Cabines de téléconsultation en pharmacie : une alternative fiable face à la grève des médecins ?

Image d'illustration. Stéthoscope, médecin. ADN
Alors que les médecins sont en grève et que l’accès aux consultations se complique, de plus en plus de patients se tournent vers les cabines de téléconsultation installées dans les pharmacies. Leur fiabilité et leur efficacité suscitent néanmoins des interrogations.
Tl;dr
- Grève majeure des médecins, cabinets fermés dix jours.

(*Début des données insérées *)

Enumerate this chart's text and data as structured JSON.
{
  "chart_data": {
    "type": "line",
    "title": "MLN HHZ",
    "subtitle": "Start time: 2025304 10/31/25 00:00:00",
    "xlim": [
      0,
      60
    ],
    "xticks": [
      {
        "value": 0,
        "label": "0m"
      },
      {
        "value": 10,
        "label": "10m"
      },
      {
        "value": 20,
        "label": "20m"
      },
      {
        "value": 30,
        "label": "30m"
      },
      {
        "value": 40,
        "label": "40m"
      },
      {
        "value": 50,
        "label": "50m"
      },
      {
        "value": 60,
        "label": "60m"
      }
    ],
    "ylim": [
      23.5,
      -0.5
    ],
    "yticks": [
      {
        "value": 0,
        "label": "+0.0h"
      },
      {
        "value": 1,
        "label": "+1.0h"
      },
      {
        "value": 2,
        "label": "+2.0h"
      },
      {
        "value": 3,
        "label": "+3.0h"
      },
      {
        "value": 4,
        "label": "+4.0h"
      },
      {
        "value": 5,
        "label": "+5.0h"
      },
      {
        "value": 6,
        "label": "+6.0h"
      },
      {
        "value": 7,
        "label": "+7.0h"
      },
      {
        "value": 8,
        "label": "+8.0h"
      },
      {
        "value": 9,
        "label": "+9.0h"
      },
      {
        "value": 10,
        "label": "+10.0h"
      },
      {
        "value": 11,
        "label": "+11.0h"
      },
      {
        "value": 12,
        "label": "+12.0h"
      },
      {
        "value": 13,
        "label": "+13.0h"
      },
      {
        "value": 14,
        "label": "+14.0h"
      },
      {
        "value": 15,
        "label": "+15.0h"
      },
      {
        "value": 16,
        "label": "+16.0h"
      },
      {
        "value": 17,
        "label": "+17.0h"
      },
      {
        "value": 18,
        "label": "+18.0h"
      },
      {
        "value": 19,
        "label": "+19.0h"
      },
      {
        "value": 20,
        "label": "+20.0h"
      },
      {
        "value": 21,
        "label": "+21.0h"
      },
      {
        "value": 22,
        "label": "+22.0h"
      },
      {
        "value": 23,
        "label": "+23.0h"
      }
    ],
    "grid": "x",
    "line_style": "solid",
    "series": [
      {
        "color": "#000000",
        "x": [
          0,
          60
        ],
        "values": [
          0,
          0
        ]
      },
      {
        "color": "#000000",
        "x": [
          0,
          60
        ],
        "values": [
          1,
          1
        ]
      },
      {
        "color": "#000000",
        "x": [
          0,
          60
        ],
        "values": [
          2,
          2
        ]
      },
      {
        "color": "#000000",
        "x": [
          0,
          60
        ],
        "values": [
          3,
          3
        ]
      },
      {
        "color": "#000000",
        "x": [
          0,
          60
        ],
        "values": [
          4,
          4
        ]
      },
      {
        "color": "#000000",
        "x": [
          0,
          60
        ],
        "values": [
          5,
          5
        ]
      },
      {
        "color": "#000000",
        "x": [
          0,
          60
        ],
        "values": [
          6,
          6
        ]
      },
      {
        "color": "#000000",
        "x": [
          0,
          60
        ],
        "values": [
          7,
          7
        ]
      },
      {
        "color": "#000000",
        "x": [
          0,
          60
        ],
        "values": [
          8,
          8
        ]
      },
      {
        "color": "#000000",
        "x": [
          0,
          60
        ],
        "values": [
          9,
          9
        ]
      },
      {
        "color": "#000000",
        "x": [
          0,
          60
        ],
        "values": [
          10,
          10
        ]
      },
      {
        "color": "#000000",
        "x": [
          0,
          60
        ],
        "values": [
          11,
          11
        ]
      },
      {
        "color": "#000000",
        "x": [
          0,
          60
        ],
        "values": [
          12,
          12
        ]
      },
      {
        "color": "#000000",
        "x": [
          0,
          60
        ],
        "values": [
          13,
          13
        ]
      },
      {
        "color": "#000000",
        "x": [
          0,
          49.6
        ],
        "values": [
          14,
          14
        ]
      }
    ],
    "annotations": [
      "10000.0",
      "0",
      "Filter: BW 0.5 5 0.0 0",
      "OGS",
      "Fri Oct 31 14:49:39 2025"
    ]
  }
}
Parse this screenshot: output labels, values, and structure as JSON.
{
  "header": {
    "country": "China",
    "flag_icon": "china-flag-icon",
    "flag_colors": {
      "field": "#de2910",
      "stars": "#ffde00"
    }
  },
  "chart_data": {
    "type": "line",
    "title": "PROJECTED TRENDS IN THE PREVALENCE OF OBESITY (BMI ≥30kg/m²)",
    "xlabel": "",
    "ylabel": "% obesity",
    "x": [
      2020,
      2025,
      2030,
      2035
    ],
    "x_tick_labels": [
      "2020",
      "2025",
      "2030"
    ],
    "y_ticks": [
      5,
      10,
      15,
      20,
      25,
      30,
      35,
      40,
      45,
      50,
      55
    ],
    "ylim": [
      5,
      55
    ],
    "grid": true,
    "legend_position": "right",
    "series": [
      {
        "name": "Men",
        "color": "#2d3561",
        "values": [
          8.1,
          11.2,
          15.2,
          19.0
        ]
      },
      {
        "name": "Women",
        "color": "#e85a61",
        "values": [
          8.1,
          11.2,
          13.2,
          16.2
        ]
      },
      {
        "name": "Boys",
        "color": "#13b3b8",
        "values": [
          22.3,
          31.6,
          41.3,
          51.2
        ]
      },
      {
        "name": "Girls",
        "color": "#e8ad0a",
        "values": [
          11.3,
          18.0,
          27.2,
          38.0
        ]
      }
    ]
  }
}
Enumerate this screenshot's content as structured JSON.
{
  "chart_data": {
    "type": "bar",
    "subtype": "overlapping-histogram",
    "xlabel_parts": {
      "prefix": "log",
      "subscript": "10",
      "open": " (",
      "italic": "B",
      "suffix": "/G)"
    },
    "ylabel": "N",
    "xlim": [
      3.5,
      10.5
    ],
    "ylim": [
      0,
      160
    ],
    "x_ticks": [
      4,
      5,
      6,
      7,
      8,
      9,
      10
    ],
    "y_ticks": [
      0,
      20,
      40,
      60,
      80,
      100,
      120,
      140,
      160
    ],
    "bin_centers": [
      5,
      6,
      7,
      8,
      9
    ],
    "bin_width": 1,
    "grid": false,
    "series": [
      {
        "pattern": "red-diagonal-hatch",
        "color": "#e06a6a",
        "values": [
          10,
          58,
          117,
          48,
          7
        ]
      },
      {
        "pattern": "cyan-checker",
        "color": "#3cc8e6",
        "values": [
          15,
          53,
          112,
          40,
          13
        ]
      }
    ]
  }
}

- Les cabines de télémédecine offrent une alternative temporaire.
- Professionnels alertent : solution d’appoint, pas un remplacement.
Grève sans précédent et tensions dans la santé
Depuis le lundi 5 janvier 2026, une grève « rarement vue » paralyse les cabinets de médecins de ville, ainsi que nombre de cliniques privées. À l’origine du mouvement : un budget jugé « insuffisant » pour la Sécurité sociale 2026 et une inquiétude grandissante sur l’avenir de leur liberté professionnelle. Les syndicats appellent à un arrêt du travail d’au moins dix jours, avec en point d’orgue une manifestation attendue à Paris le 10 janvier. Dans ce contexte, la fermeture massive des cabinets coïncide avec une épidémie de grippe qui frappe déjà les Français.
L’essor discret mais réel des cabines de télémédecine
Face à la pénurie de soignants, une solution alternative retient l’attention : les cabines de télémédecine, installées en pharmacie ou dans certains lieux de santé. Leur principe ? Permettre une consultation à distance grâce à un équipement connecté (thermomètre, tensiomètre, dermatoscope…) et une liaison vidéo sécurisée avec un médecin. La société Tessan, pionnière sur ce marché, déploie aujourd’hui près de 1 600 cabines en France.
Pour ceux qui s’y rendent, le parcours débute par l’insertion de la carte Vitale puis un questionnaire préalable. Ensuite, le patient manipule lui-même les dispositifs médicaux sous l’œil attentif du professionnel à distance – qui guide chaque geste et peut corriger en temps réel si besoin. Un pharmacien reste souvent disponible pour accompagner.
Usage encadré et réserves des professionnels
Si ces cabines connaissent une affluence notable – notamment lors des pics d’épidémie ou dans les déserts médicaux –, leur usage ne fait pas l’unanimité. Voici ce qu’en disent les principaux acteurs :
- Tessan vante l’accès rapide à plus de 400 médecins conventionnés et plus d’1,5 million de patients déjà suivis.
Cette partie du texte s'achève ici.